Creo que en la rama materna de mi familia algunas mujeres inteligentes y sensibles tuvieron que construir una coraza -a veces pintoresca- para sobrellevar la dureza de sus experiencias. Este filtro les hacía probablemente ver la realidad y comportarse de manera muy diferente a los otros, permitiendo entrar y salir solo determinadas emociones. Como si decidieran en algún momento de su vida poner entusiasmo y alegría donde no era nada fácil encontrarlas.

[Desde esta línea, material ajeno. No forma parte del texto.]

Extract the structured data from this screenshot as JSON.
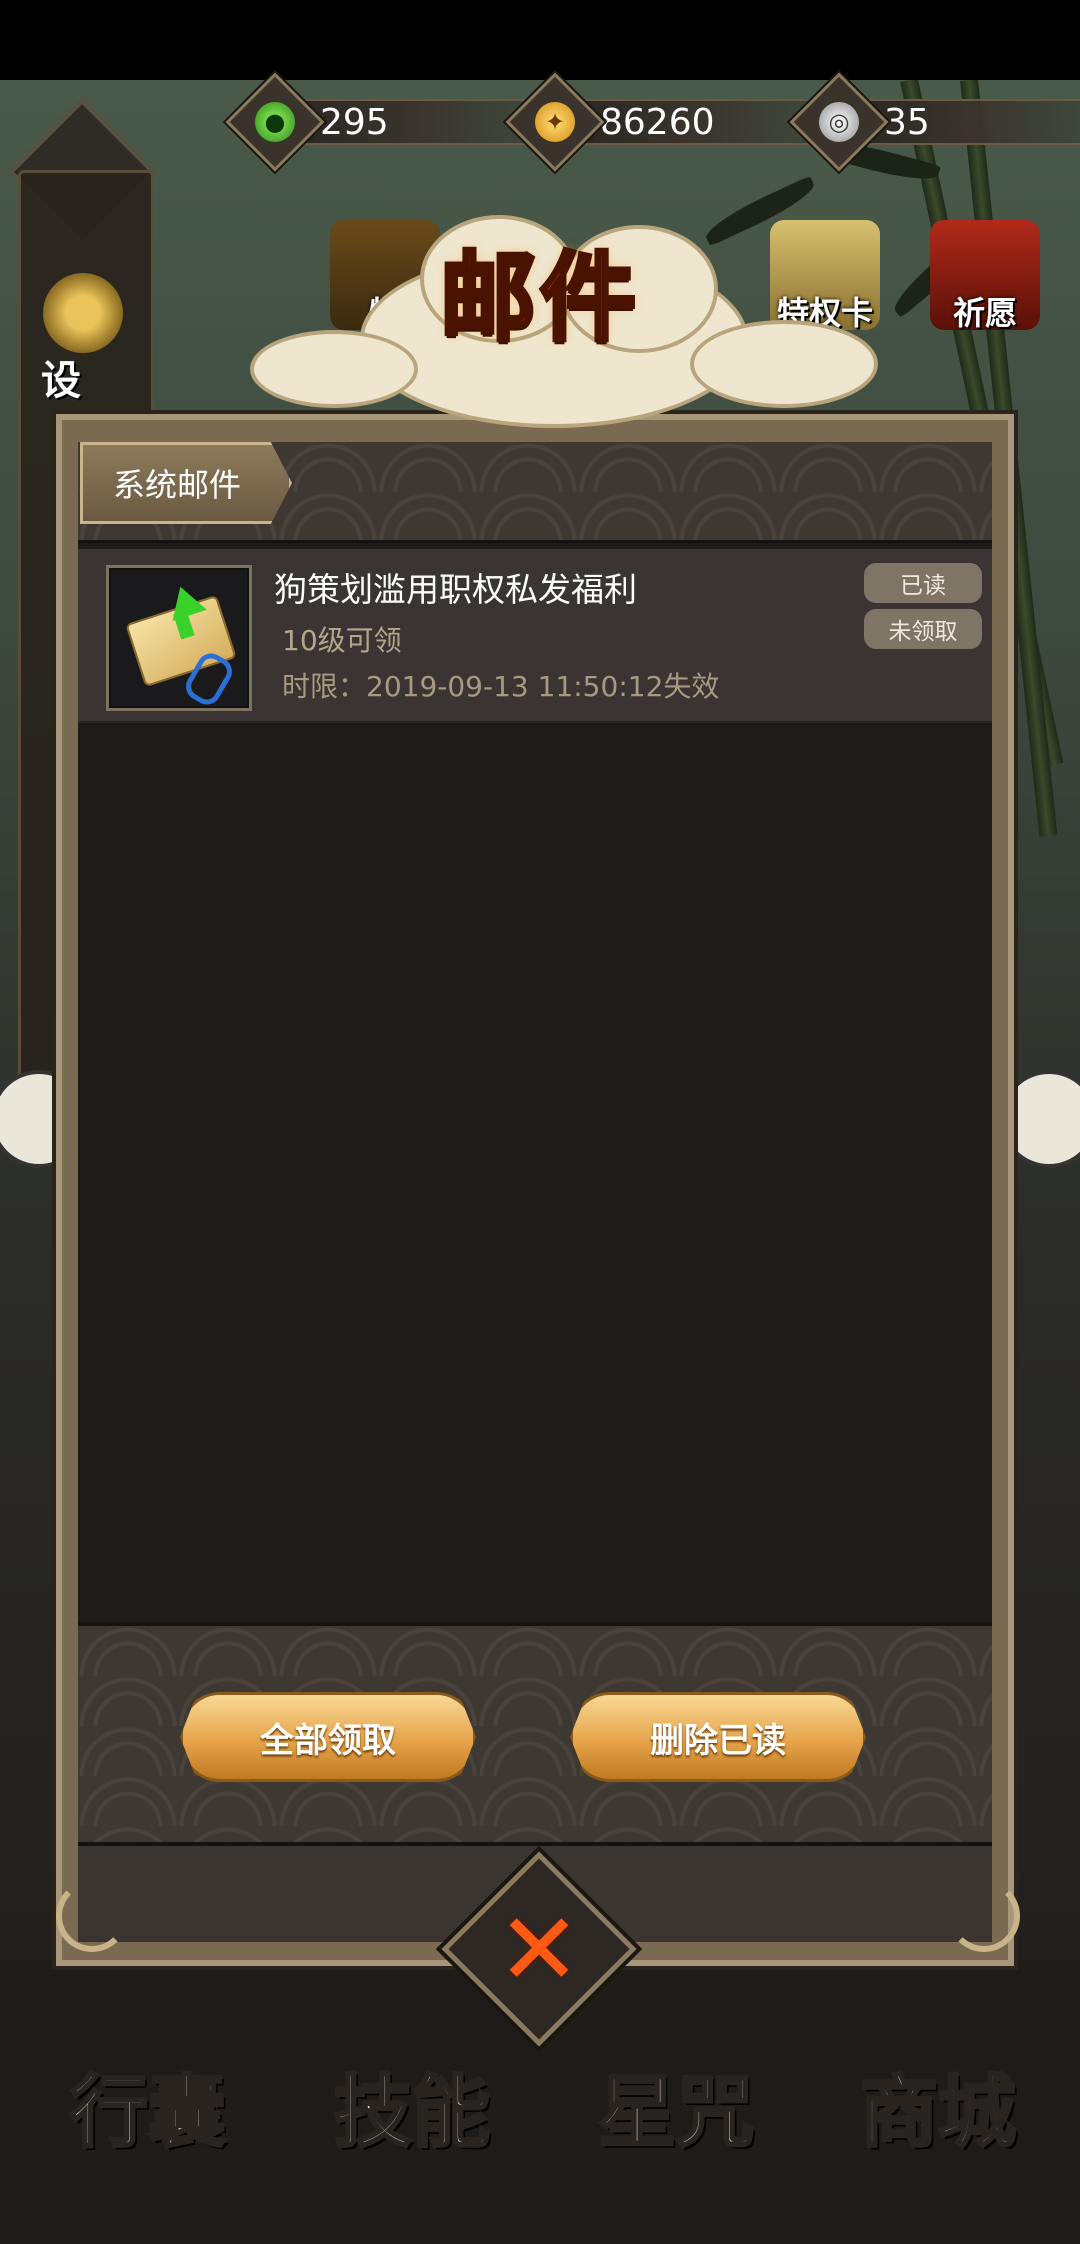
{
  "resources": [
    {
      "name": "jade",
      "icon": "jade-icon",
      "value": "295",
      "color": "#3ad12a"
    },
    {
      "name": "gold",
      "icon": "gold-coin-icon",
      "value": "86260",
      "color": "#f2a21a"
    },
    {
      "name": "silver",
      "icon": "silver-coin-icon",
      "value": "35",
      "color": "#c8c8c8"
    }
  ],
  "top_menu": {
    "items": [
      "特",
      "特权卡",
      "祈愿"
    ],
    "side_label": "设"
  },
  "window": {
    "title": "邮件",
    "tab": "系统邮件"
  },
  "mails": [
    {
      "title": "狗策划滥用职权私发福利",
      "requirement": "10级可领",
      "expiry": "时限：2019-09-13 11:50:12失效",
      "status_read": "已读",
      "status_claim": "未领取"
    }
  ],
  "buttons": {
    "claim_all": "全部领取",
    "delete_read": "删除已读"
  },
  "bottom_menu": [
    "行囊",
    "技能",
    "星咒",
    "商城"
  ],
  "colors": {
    "title": "#d8320a",
    "button": "#e6a44a",
    "panel_bg": "#1e1b1b"
  }
}
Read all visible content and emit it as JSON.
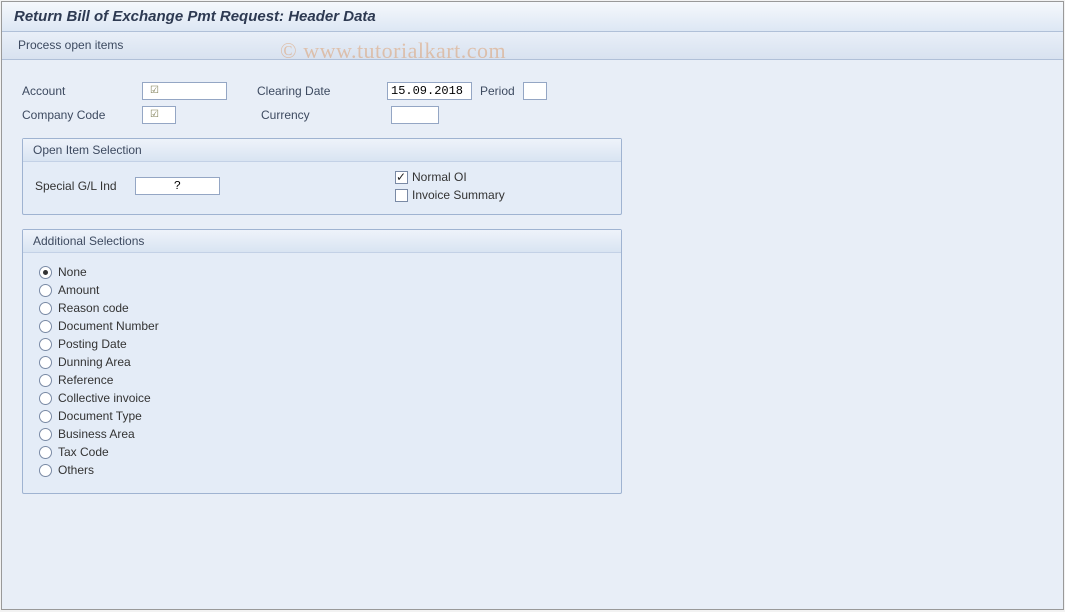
{
  "title": "Return Bill of Exchange Pmt Request: Header Data",
  "toolbar": {
    "process": "Process open items"
  },
  "watermark": "© www.tutorialkart.com",
  "fields": {
    "account_label": "Account",
    "company_code_label": "Company Code",
    "clearing_date_label": "Clearing Date",
    "clearing_date_value": "15.09.2018",
    "period_label": "Period",
    "currency_label": "Currency"
  },
  "group_open": {
    "title": "Open Item Selection",
    "special_gl_label": "Special G/L Ind",
    "special_gl_value": "?",
    "normal_oi_label": "Normal OI",
    "normal_oi_checked": true,
    "invoice_summary_label": "Invoice Summary",
    "invoice_summary_checked": false
  },
  "group_additional": {
    "title": "Additional Selections",
    "options": [
      {
        "label": "None",
        "checked": true
      },
      {
        "label": "Amount",
        "checked": false
      },
      {
        "label": "Reason code",
        "checked": false
      },
      {
        "label": "Document Number",
        "checked": false
      },
      {
        "label": "Posting Date",
        "checked": false
      },
      {
        "label": "Dunning Area",
        "checked": false
      },
      {
        "label": "Reference",
        "checked": false
      },
      {
        "label": "Collective invoice",
        "checked": false
      },
      {
        "label": "Document Type",
        "checked": false
      },
      {
        "label": "Business Area",
        "checked": false
      },
      {
        "label": "Tax Code",
        "checked": false
      },
      {
        "label": "Others",
        "checked": false
      }
    ]
  }
}
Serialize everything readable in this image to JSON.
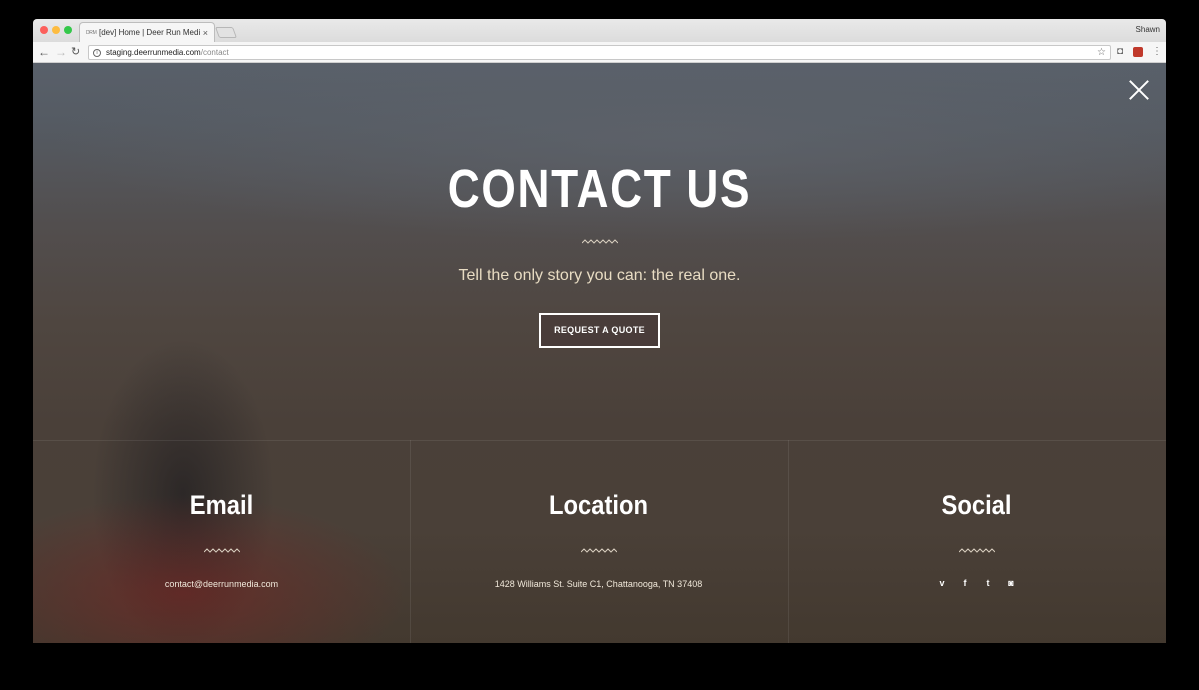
{
  "browser": {
    "tab_favicon": "DRM",
    "tab_title": "[dev] Home | Deer Run Media",
    "tab_close": "×",
    "profile_name": "Shawn",
    "url_host": "staging.deerrunmedia.com",
    "url_path": "/contact",
    "back_icon": "←",
    "forward_icon": "→",
    "reload_icon": "↻",
    "star_icon": "☆",
    "menu_icon": "⋮",
    "info_icon": "i"
  },
  "hero": {
    "title": "CONTACT US",
    "tagline": "Tell the only story you can: the real one.",
    "button_label": "REQUEST A QUOTE"
  },
  "columns": {
    "email": {
      "title": "Email",
      "text": "contact@deerrunmedia.com"
    },
    "location": {
      "title": "Location",
      "text": "1428 Williams St. Suite C1, Chattanooga, TN 37408"
    },
    "social": {
      "title": "Social",
      "icons": {
        "vimeo": "v",
        "facebook": "f",
        "twitter": "t",
        "instagram": "◙"
      }
    }
  },
  "colors": {
    "accent_squiggle": "#d9cfc0",
    "tagline": "#e8dcc3"
  }
}
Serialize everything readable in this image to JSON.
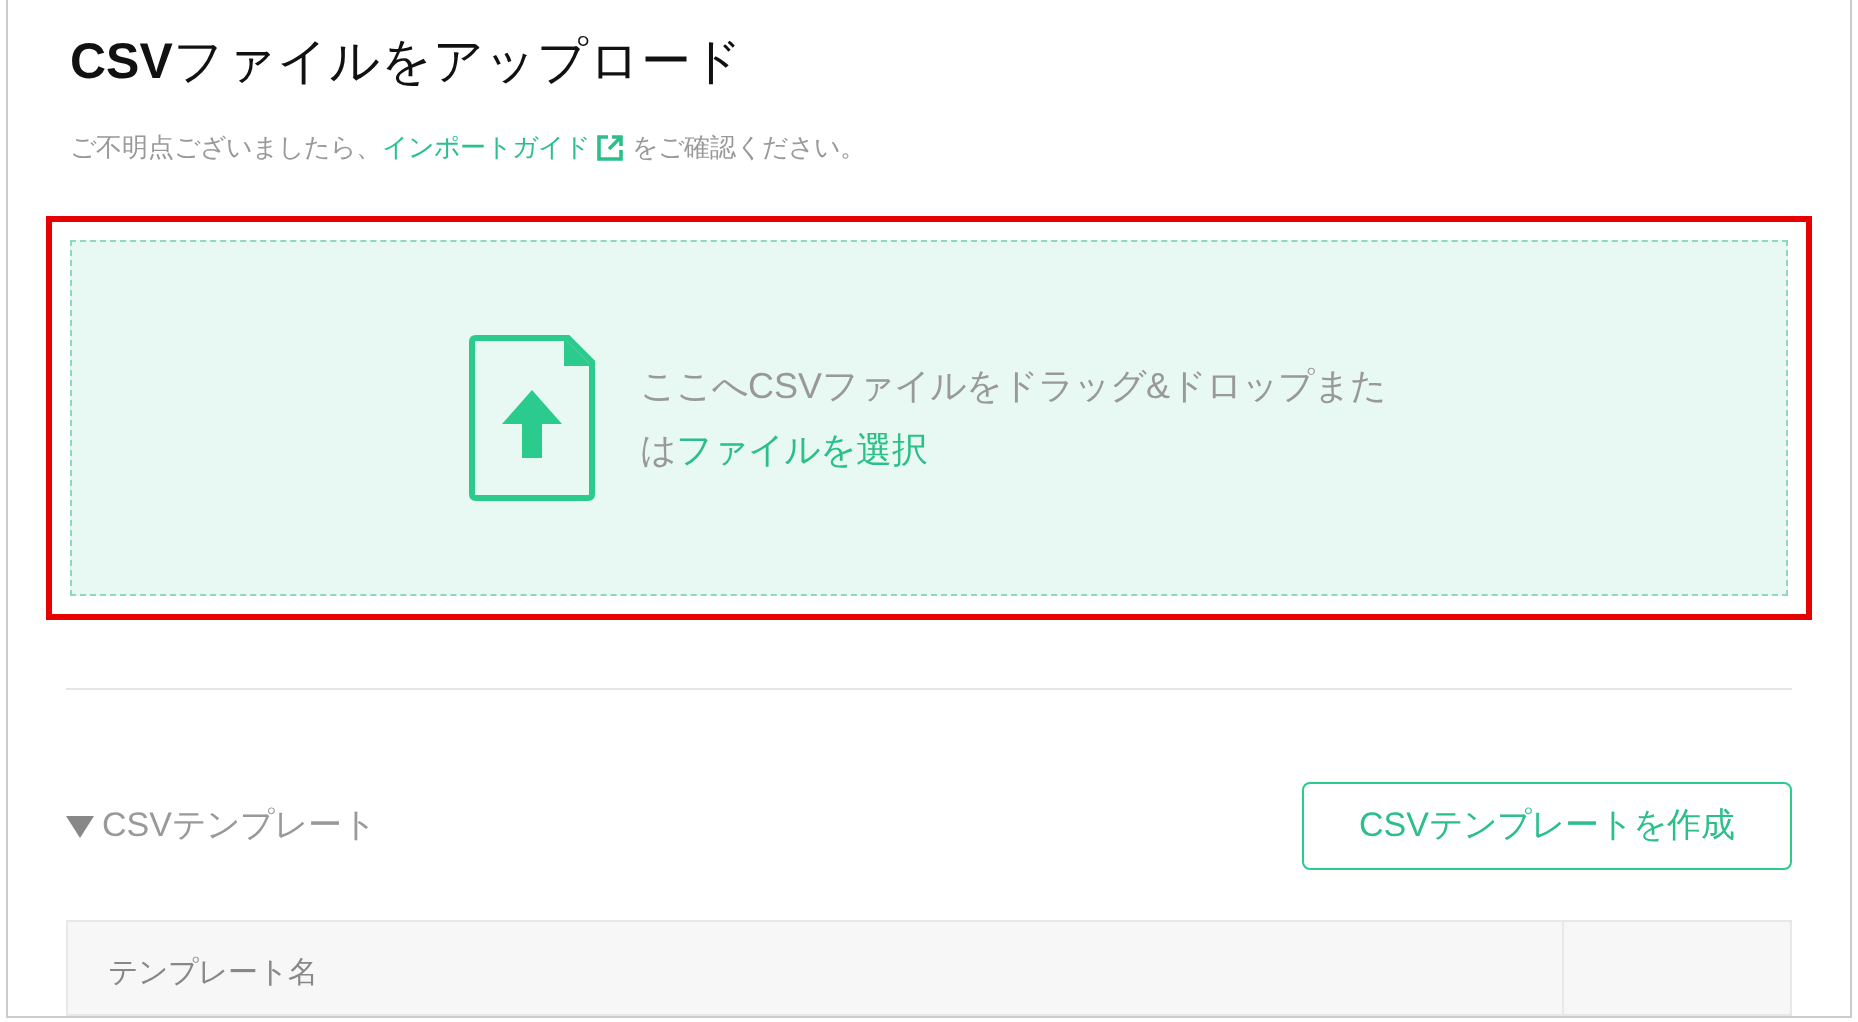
{
  "title": "**CSV**ファイルをアップロード",
  "help": {
    "before": "ご不明点ございましたら、",
    "link": "インポートガイド",
    "after": "をご確認ください。"
  },
  "dropzone": {
    "highlighted": true,
    "text": "ここへCSVファイルをドラッグ&ドロップまたは",
    "link": "ファイルを選択"
  },
  "template_section": {
    "title": "CSVテンプレート",
    "expanded": true,
    "button": "CSVテンプレートを作成"
  },
  "table": {
    "columns": [
      "テンプレート名"
    ]
  }
}
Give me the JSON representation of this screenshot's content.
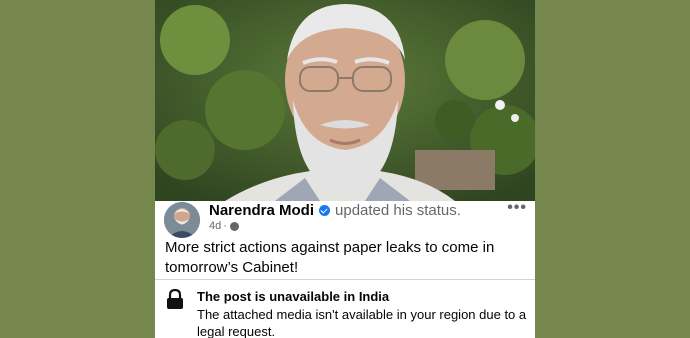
{
  "colors": {
    "page_background": "#75874c",
    "verified_badge": "#1877f2",
    "secondary_text": "#65676b",
    "primary_text": "#050505"
  },
  "post": {
    "author": "Narendra Modi",
    "action": "updated his status.",
    "time": "4d",
    "privacy_icon": "globe-icon",
    "more_icon": "more-options-icon",
    "more_label": "•••",
    "text": "More strict actions against paper leaks to come in tomorrow’s Cabinet!"
  },
  "notice": {
    "icon": "lock-icon",
    "title": "The post is unavailable in India",
    "body": "The attached media isn't available in your region due to a legal request."
  }
}
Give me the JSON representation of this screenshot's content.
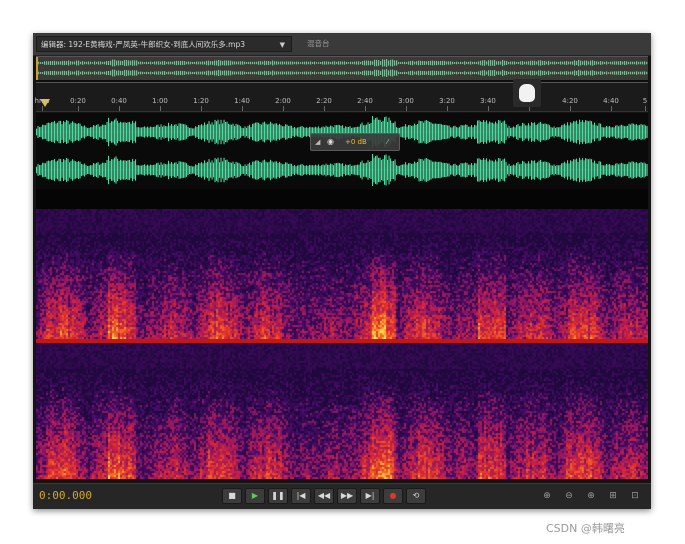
{
  "editor": {
    "tab_title": "编辑器: 192-E黄梅戏-严凤英-牛郎织女-到底人间欢乐多.mp3",
    "dropdown_glyph": "▼",
    "mixer_tab": "混音台"
  },
  "ruler": {
    "labels": [
      "hms",
      "0:20",
      "0:40",
      "1:00",
      "1:20",
      "1:40",
      "2:00",
      "2:20",
      "2:40",
      "3:00",
      "3:20",
      "3:40",
      "4:00",
      "4:20",
      "4:40",
      "5"
    ]
  },
  "hud": {
    "gain": "+0 dB"
  },
  "transport": {
    "timecode": "0:00.000",
    "buttons": [
      {
        "name": "stop-button",
        "glyph": "■",
        "color": "#d8d8d8"
      },
      {
        "name": "play-button",
        "glyph": "▶",
        "color": "#5ec85e"
      },
      {
        "name": "pause-button",
        "glyph": "❚❚",
        "color": "#d8d8d8"
      },
      {
        "name": "go-to-start-button",
        "glyph": "|◀",
        "color": "#d8d8d8"
      },
      {
        "name": "rewind-button",
        "glyph": "◀◀",
        "color": "#d8d8d8"
      },
      {
        "name": "fast-forward-button",
        "glyph": "▶▶",
        "color": "#d8d8d8"
      },
      {
        "name": "go-to-end-button",
        "glyph": "▶|",
        "color": "#d8d8d8"
      },
      {
        "name": "record-button",
        "glyph": "●",
        "color": "#d83a2a"
      },
      {
        "name": "loop-button",
        "glyph": "⟲",
        "color": "#d8d8d8"
      }
    ],
    "zoom_buttons": [
      {
        "name": "zoom-in-amplitude-button",
        "glyph": "⊕"
      },
      {
        "name": "zoom-out-amplitude-button",
        "glyph": "⊖"
      },
      {
        "name": "zoom-in-time-button",
        "glyph": "⊕"
      },
      {
        "name": "zoom-selection-button",
        "glyph": "⊞"
      },
      {
        "name": "zoom-out-full-button",
        "glyph": "⊡"
      }
    ]
  },
  "watermark": "CSDN @韩曙亮",
  "colors": {
    "waveform": "#4fdaa0",
    "timecode": "#d4a829",
    "accent": "#e8c020"
  }
}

Y como amaba todo, la vida le regaló amor también: el de su marido, el de sus hijos. Recibió la dedicación y cuidados de su hija y su yerno que los últimos años de su vida la llevaron a su casa como ya no se usa. Y fueron bastantes años. Desde su viudez vivió sola hasta que una serie de ictus leves le afectaron una parte del cerebro y la devolvieron a su más tierna infancia. Se volvió literalmente una niña: lloraba de emoción cuando alguien iba a verla y lloraba también cuando se marchaban; pedía las cosas con voz impostada como los niños que quieren ganarse con gracias un capricho. Iba a un centro de día al que llamaba el colegio, y pedía que la sacaran de paseo y le compraran un helado como cualquier colegial.
Se fue de manera sencilla, sin aspavientos. Se apagó lentamente como una vela. Emprendió su último viaje ahora que yo emprendí el mío, que seguí su legado, que recogí su regalo. Ella se sacrificó estando sola en Francia y yo vengo precisamente aquí a disfrutar de la soledad. La recuerdo cada vez que veo un vestido floreado, cuando escucho el impenitente “madame” a todas horas, cuando veo a tantos inmigrantes desarraigados.
Ella volvió a casa para poder ser por fin completamente una niña. Yo tuve que marcharme para encontrar a la mía. A aquella niña embelesada con las risas, la espontaneidad, la alegría y los vestidos de flores de mi tía Gertrudis.